To me it is obvious that medium-cost export licenses combined with cash rewards for reporting unlicensed antiquity exports would put a halt to the problem. If I don’t object to a simple renewal of the MOU there won’t even be a chance to for folks such as myself to even propose something different than the blanket ban.

If you think ANYTHING other than a blanket ban on coins is appropriate please leave comments asking for coins to be reconsidered in the renewal.

Tuesday, September 13, 2016

The gorgons of Mallos part 3


Antiochos IV, Uncertain mint (Mallos?), 175-164 BC
(Münzen & Medaillen Auction 30, May 2009 “Roland Müller collection”, lot 706) 1.56g 11mm

Web sites and reference books for Greek coins group the coins by city. For example, Wildwind.com's Mallos entry contains the coins struck under the authority of Mallos.

The typical arrangement skips over coins struck under the authority of a king and used in the city. For Mallos Wildwinds shows nothing for the centuries between a stater of Balakros (struck some time between 333 and 328 BC) and coins of Caligula (struck AD 37-41). Coins issued from 328 BC to 100 BC at Mallos will be hiding in catalogs of Seleukid coins.

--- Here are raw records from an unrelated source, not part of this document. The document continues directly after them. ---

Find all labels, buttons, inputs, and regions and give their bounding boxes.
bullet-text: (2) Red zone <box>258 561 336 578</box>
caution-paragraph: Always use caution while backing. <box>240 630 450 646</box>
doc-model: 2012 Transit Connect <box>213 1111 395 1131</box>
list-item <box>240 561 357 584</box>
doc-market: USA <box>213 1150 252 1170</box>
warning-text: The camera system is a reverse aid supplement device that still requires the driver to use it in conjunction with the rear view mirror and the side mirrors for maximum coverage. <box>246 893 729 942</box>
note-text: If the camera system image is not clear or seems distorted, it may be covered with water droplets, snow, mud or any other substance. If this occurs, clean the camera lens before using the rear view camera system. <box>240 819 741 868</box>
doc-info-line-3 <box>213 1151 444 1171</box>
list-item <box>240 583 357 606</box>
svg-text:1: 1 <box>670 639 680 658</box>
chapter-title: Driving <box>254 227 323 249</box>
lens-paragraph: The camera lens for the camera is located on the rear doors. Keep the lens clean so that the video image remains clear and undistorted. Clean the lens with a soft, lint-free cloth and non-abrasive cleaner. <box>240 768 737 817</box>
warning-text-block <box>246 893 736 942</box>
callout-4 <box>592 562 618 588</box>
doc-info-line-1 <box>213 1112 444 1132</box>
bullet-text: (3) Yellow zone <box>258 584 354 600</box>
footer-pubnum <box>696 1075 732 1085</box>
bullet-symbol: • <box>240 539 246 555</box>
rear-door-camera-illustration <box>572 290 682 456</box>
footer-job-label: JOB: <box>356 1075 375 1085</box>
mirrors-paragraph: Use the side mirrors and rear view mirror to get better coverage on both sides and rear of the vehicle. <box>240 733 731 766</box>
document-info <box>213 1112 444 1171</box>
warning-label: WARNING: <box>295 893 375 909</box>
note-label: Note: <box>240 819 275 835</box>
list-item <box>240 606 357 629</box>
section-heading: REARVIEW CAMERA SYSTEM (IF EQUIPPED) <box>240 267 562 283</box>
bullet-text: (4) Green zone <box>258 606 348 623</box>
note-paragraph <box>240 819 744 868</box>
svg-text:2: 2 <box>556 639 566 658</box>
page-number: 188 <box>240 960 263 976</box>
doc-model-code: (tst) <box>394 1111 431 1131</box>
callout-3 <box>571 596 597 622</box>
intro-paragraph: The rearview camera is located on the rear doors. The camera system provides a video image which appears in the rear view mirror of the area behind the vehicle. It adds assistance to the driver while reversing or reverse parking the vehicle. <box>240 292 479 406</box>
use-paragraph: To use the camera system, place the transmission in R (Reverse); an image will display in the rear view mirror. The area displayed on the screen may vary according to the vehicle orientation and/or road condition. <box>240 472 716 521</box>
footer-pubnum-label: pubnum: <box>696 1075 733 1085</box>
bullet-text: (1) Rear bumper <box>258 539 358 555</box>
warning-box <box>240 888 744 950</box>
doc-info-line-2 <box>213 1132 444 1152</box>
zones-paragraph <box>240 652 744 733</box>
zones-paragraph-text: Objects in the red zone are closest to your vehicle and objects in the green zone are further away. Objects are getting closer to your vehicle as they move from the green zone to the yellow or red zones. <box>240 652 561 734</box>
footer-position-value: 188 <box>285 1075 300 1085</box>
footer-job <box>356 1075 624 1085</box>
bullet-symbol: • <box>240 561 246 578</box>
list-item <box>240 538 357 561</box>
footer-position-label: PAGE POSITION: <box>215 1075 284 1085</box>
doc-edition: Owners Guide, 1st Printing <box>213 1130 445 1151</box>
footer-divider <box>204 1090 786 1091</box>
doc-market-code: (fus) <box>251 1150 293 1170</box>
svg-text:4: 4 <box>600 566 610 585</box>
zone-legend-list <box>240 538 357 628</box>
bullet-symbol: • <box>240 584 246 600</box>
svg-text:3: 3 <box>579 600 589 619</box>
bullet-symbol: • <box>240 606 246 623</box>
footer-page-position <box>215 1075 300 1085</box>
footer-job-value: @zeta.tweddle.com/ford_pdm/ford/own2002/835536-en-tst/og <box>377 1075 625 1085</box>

The coin at the top of the post depicts a side view of Medusa. The reverse shows Nike standing left holding wreath. Arthur Houghton and Catherine Lorber and Arnold Spaer place the type under the mint at Mallos. [SNG Spaer (1998), p. 150 #1006]. They connect Medusa to the aegis of Athena Magarsia, not to the earlier tradition of gorgoneions at Mallos.

The Gorgons of Mallos

Monday, September 12, 2016

It will soon be difficult to sell autographed slabs in California

David Siders reports for the Sacramento Bee that California Governor Jerry Brown has signed a law with a lot of new requirements for selling autographed items (such as books and coin slabs) in their state.

The bill was promoted by Assemblywoman Ling-Ling Chang, and Jedi Knight Luke Skywalker. The full text of the law is here and I could not understand it. I I have seen nothing about this law on numismatic trade web sites.